Against these developments, Brunkhorst recalled once again that there can be no equal freedom (exercised through procedural rights) without social (distributive) justice. To counter-act authoritarian liberalism will only become possible by reviving the tenets of democratic socialism under today`s new realities. This would mean to renew the political fight for “the impossible”: Brunkhorst concluded his lecture by briefly sketching a 6-point political agenda that includes (1) massive redistribution, (2) a combination of a decent basic income with massive public investment, (3) green growth, (4) a transnational reconstruction of democracy and (5) deliberative egalitarianism, along with (6) a considerable socialization of the global media industry.

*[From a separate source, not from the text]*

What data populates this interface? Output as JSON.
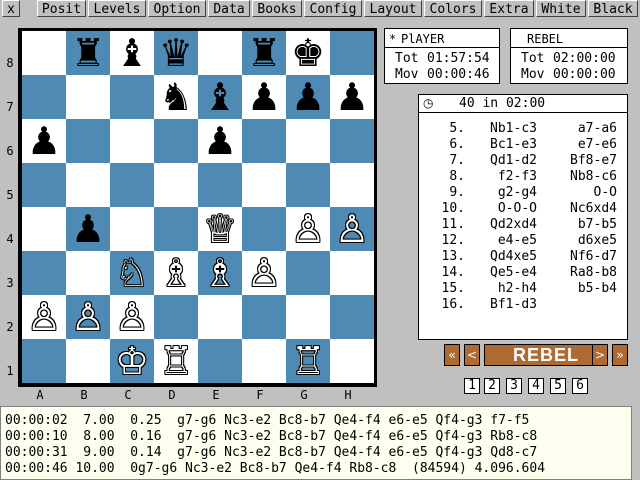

The outlined political agenda has prompted the question from the audience of how to deal with the undeniable problem that social political parties are in a major crisis. Social democracy has currently become “the dead elephant” in the room, as Albena Azmanova phrased it: The working class votes go to the extreme Right whereas it is the center Right that initiated the pillar of social rights. Given this situation the puzzling question is why the center Left is so impotent.

Brunkhorst agreed with this diagnosis, but nonetheless stressed that in the situation where multipolar national sovereign economies coexist with the global capitalist state, democratic socialism seems to remain the only way to oppose the expansion of authoritarian liberalism. Besides, there is still hope, he said, to win majorities for the outlined political demands as long as we live in societies in which the majority of the population, even though it belongs to the contemporary precariat, is well educated and of anti-authoritarian spirit.

The struggle is worth fighting for, as we are heading for trouble, Brunkhorst made unmistakably clear. The danger is already very real that we are increasingly moving towards a hypermodern “dual state” where authoritarian prerogatives and rule of law run parallel to each other. To be sure, the profile of this state formation is very different than the one of the pre-fascist dual state brilliantly analyzed by Ernst Fraenkel in the late 1930s/early 1940s. But the striking and disturbing similarities that do exist give us reason enough to worry and not to remain indifferent.